The Lexington Herald-Leader’s Jon Hale Previews Kentucky’s Trip To Tennessee

The Lexington Herald-Leader's Jon Hale Previews Kentucky's Trip To Tennessee

Photo via Lexington Herald-Leader

No. 19 Kentucky heads to Knoxville Saturday to face third-ranked Tennessee inside Neyland Stadium. The Wildcats are looking for a marquee win coming off its bye week while the Vols are looking to remain unbeaten on the season.

Each week, Rocky Top Insider will take you behind the scenes with a question and answer with a media member who covers Tennessee’s opponent.

This week, The Lexington Herald-Leader Kentucky football beat writer Jon Hale discussed Kentucky’s impressive defense, its struggles in the run game and much more.

What were the expectations for Kentucky entering the season and how have they lived up to them to this point?


END AD INSERTION (Article inline ad doesn’t like to display here).

With two 10-win seasons in the last four years, expectations for Kentucky entering the year were as high as they’ve been in decades. Players made it clear in the summer the goal was to win the SEC East. They were ranked in the preseason AP poll for just the fifth time in program history and were picked to finish second in the East by reporters. With Will Levis generating buzz as a likely first-round pick in the 2023 NFL draft, there was real hope for a New Year’s Six bowl game.

Technically, those goals are still on the table, but Kentucky needs Tennessee and Georgia to stumble to remain in the SEC East race. The loss at Ole Miss was frustrating because it felt like Kentucky was the better team but made too many self-inflicted mistakes. The South Carolina loss can be explained by Levis not playing, but that performance was just not good enough. Beating Mississippi State has restored some momentum, but fans know this team has some issues. Struggles along the offensive line have been particularly concerning. Kentucky may be the underdog this week, but there’s a fair amount of pressure to upset at least one of Tennessee and Georgia to salvage all that summer excitement.

Kentucky struggled to run the ball earlier in this season. Has Chris Rodriguez’ return to the lineup changed that?

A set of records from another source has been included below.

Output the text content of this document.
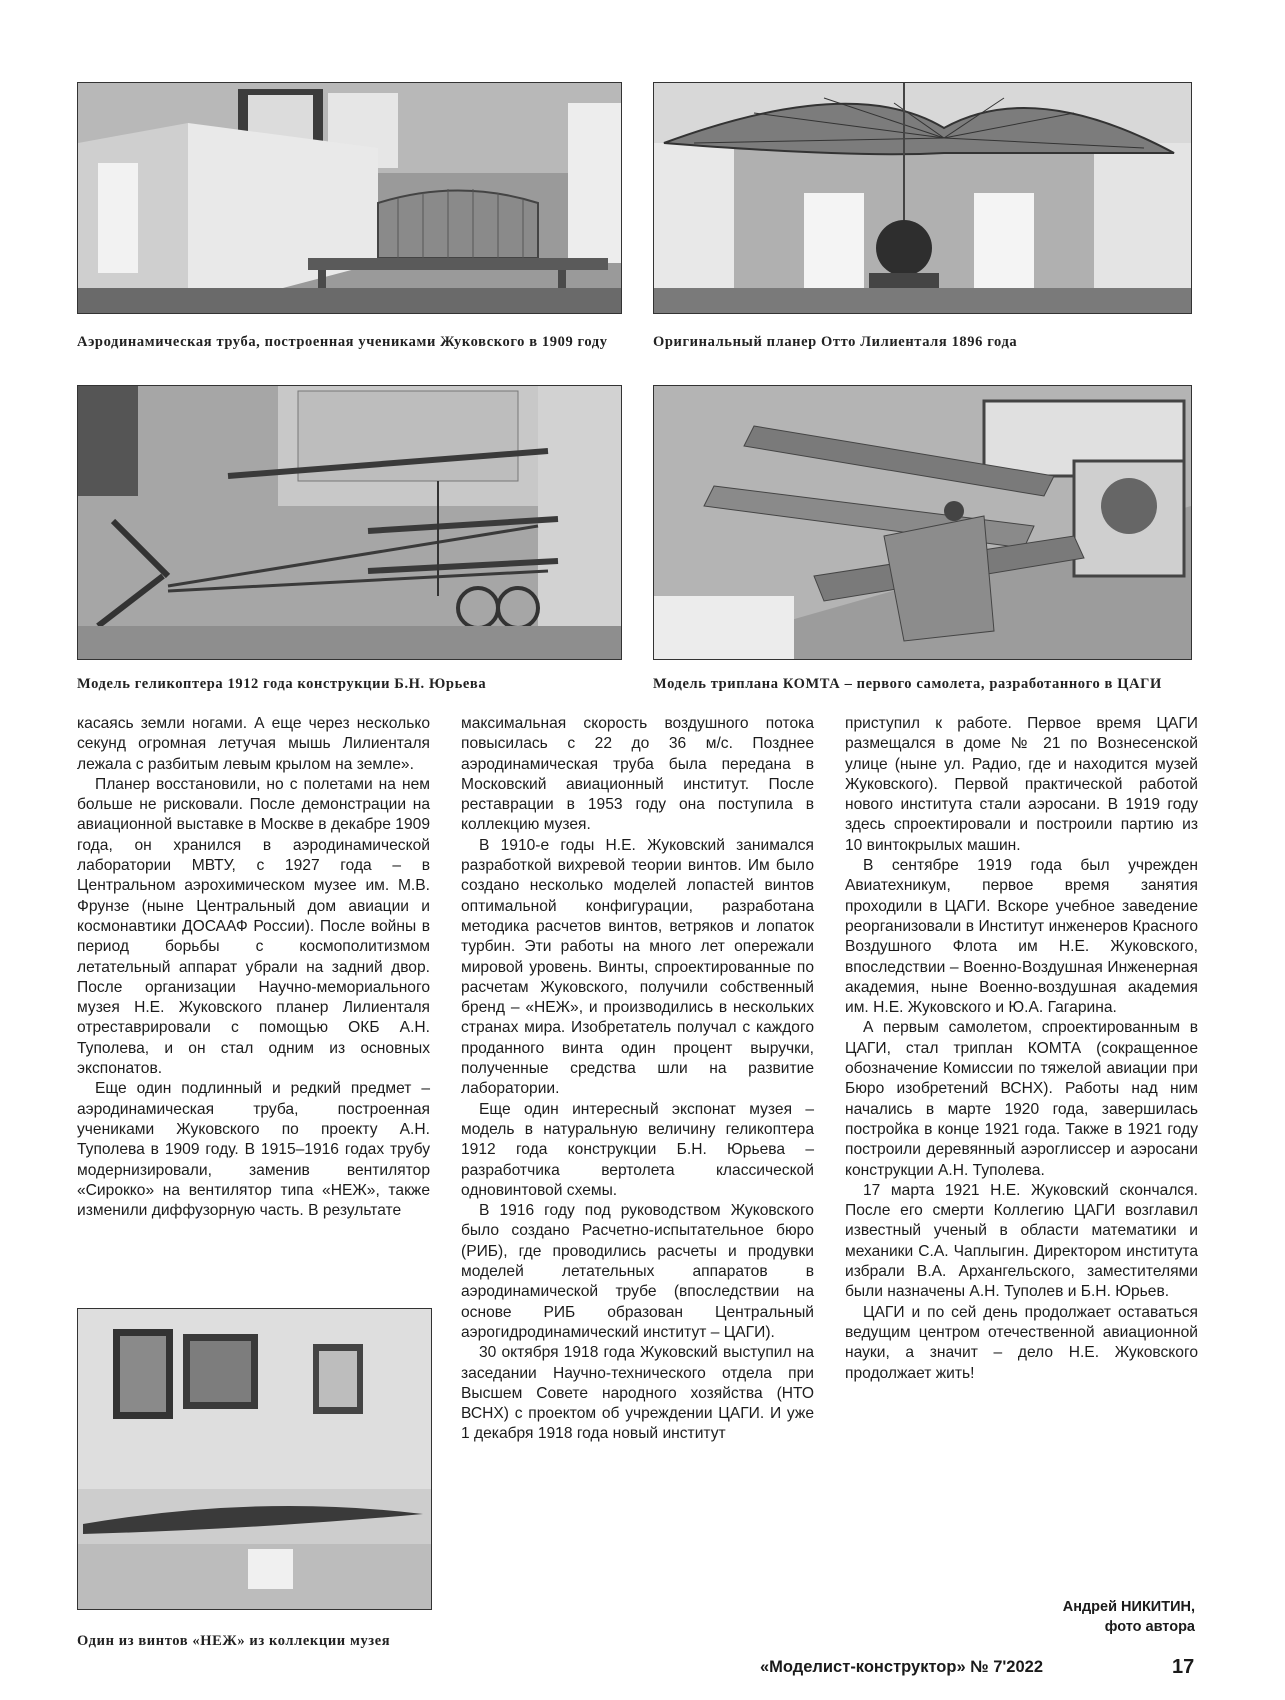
Аэродинамическая труба, построенная учениками Жуковского в 1909 году	Оригинальный планер Отто Лилиенталя 1896 года
Модель геликоптера 1912 года конструкции Б.Н. Юрьева	Модель триплана КОМТА – первого самолета, разработанного в ЦАГИ

касаясь земли ногами. А еще через несколько секунд огромная летучая мышь Лилиенталя лежала с разбитым левым крылом на земле».

Планер восстановили, но с полетами на нем больше не рисковали. После демонстрации на авиационной выставке в Москве в декабре 1909 года, он хранился в аэродинамической лаборатории МВТУ, с 1927 года – в Центральном аэрохимическом музее им. М.В. Фрунзе (ныне Центральный дом авиации и космонавтики ДОСААФ России). После войны в период борьбы с космополитизмом летательный аппарат убрали на задний двор. После организации Научно-мемориального музея Н.Е. Жуковского планер Лилиенталя отреставрировали с помощью ОКБ А.Н. Туполева, и он стал одним из основных экспонатов.

Еще один подлинный и редкий предмет – аэродинамическая труба, построенная учениками Жуковского по проекту А.Н. Туполева в 1909 году. В 1915–1916 годах трубу модернизировали, заменив вентилятор «Сирокко» на вентилятор типа «НЕЖ», также изменили диффузорную часть. В результате

Один из винтов «НЕЖ» из коллекции музея

максимальная скорость воздушного потока повысилась с 22 до 36 м/с. Позднее аэродинамическая труба была передана в Московский авиационный институт. После реставрации в 1953 году она поступила в коллекцию музея.

В 1910-е годы Н.Е. Жуковский занимался разработкой вихревой теории винтов. Им было создано несколько моделей лопастей винтов оптимальной конфигурации, разработана методика расчетов винтов, ветряков и лопаток турбин. Эти работы на много лет опережали мировой уровень. Винты, спроектированные по расчетам Жуковского, получили собственный бренд – «НЕЖ», и производились в нескольких странах мира. Изобретатель получал с каждого проданного винта один процент выручки, полученные средства шли на развитие лаборатории.

Еще один интересный экспонат музея – модель в натуральную величину геликоптера 1912 года конструкции Б.Н. Юрьева – разработчика вертолета классической одновинтовой схемы.

В 1916 году под руководством Жуковского было создано Расчетно-испытательное бюро (РИБ), где проводились расчеты и продувки моделей летательных аппаратов в аэродинамической трубе (впоследствии на основе РИБ образован Центральный аэрогидродинамический институт – ЦАГИ).

30 октября 1918 года Жуковский выступил на заседании Научно-технического отдела при Высшем Совете народного хозяйства (НТО ВСНХ) с проектом об учреждении ЦАГИ. И уже 1 декабря 1918 года новый институт

приступил к работе. Первое время ЦАГИ размещался в доме № 21 по Вознесенской улице (ныне ул. Радио, где и находится музей Жуковского). Первой практической работой нового института стали аэросани. В 1919 году здесь спроектировали и построили партию из 10 винтокрылых машин.

В сентябре 1919 года был учрежден Авиатехникум, первое время занятия проходили в ЦАГИ. Вскоре учебное заведение реорганизовали в Институт инженеров Красного Воздушного Флота им Н.Е. Жуковского, впоследствии – Военно-Воздушная Инженерная академия, ныне Военно-воздушная академия им. Н.Е. Жуковского и Ю.А. Гагарина.

А первым самолетом, спроектированным в ЦАГИ, стал триплан КОМТА (сокращенное обозначение Комиссии по тяжелой авиации при Бюро изобретений ВСНХ). Работы над ним начались в марте 1920 года, завершилась постройка в конце 1921 года. Также в 1921 году построили деревянный аэроглиссер и аэросани конструкции А.Н. Туполева.

17 марта 1921 Н.Е. Жуковский скончался. После его смерти Коллегию ЦАГИ возглавил известный ученый в области математики и механики С.А. Чаплыгин. Директором института избрали В.А. Архангельского, заместителями были назначены А.Н. Туполев и Б.Н. Юрьев.

ЦАГИ и по сей день продолжает оставаться ведущим центром отечественной авиационной науки, а значит – дело Н.Е. Жуковского продолжает жить!

Андрей НИКИТИН,
фото автора
«Моделист-конструктор» № 7'2022	17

It definitely has helped. Rodriguez doesn’t go down on first contact very often, so he has a habit of turning runs that look like they are going nowhere into productive gains. He had a huge game against Mississippi State, which was just the second time he and Levis have played together this season. That being said, the offensive line is still a concern. That group had its best game against Mississippi State, but there have not been a ton of holes for Rodriguez or any other running back for most of the season.

How would you assess Will Levis’ play to this point in the season?

On paper, Levis’s numbers might not look like a guy who is being routinely projected to be a top-10 pick next spring, but he passes the eye test. Levis can make all the throws. He is still too turnover prone, but, again, the offensive line struggles have to be taken into account. Kentucky ranks 125th nationally in sacks allowed per game. It’s kind of remarkable Levis is able to hang in the pocket to make some contested throws as often as he does considering he has to know hits are coming. Those hits are starting to take a toll too. Levis dislocated the middle finger on his non-throwing hand at Ole Miss and injured his foot, causing him to miss the South Carolina game. He returned against Mississippi State then hurt his left (non-throwing) shoulder in that game. The South Carolina game offered a real glimpse at how important Levis is to Kentucky because the offense was terrible without him.

What is the strength and the weakness of Kentucky’s defense?

Kentucky plays a style that really tries to take away big plays, sometimes at the expense of letting teams dink and dunk their way down the field. It ranks 19th in fewest plays of at least 20 yards allowed (25). A lot is going to well for the defense, as evidenced by its national rankings, but it has been particularly impressive to see some of the in-game adjustments. The defense surrendered just 10 points total in the second half against Florida, Ole Miss and Mississippi State. If there’s a clear weakness, it’s probably the pass rush. Coordinator Brad White doesn’t use a bunch of aggressive blitzes, but Kentucky ranks outside the top 100 in sacks and tackles for loss. The pass rushers probably need to get home more often to have a chance against Tennessee and Georgia.

Is there a matchup you think Kentucky can exploit against Tennessee?

Tennessee’s passing defense numbers are inflated by opponents having to throw so much while playing catchup, but assuming Levis is healthy, Kentucky has the talent at quarterback and wide receiver to take advantage of a team that ranks 130th of 131 in passing yards allowed per game. Wide receivers Tayvion Robinson, Barion Brown and Dane Key all impressed in the first half. Kentucky does a good job of getting Robinson and Brown the ball in space to take advantage of their speed and elusiveness. Key has several highlight-reel worthy catches on deep balls through tight coverage.

Is there a matchup you think Tennessee can exploit against Kentucky?

I think the timing of this game helps Kentucky, which is coming off a bye. The fact that Tennessee might be looking ahead to Georgia helps too. Even if Kentucky controls the clock like it wants too, Tennessee’s offense can score so fast it might not matter. I think it’s closer than expected, but I can’t pick against Tennessee right now.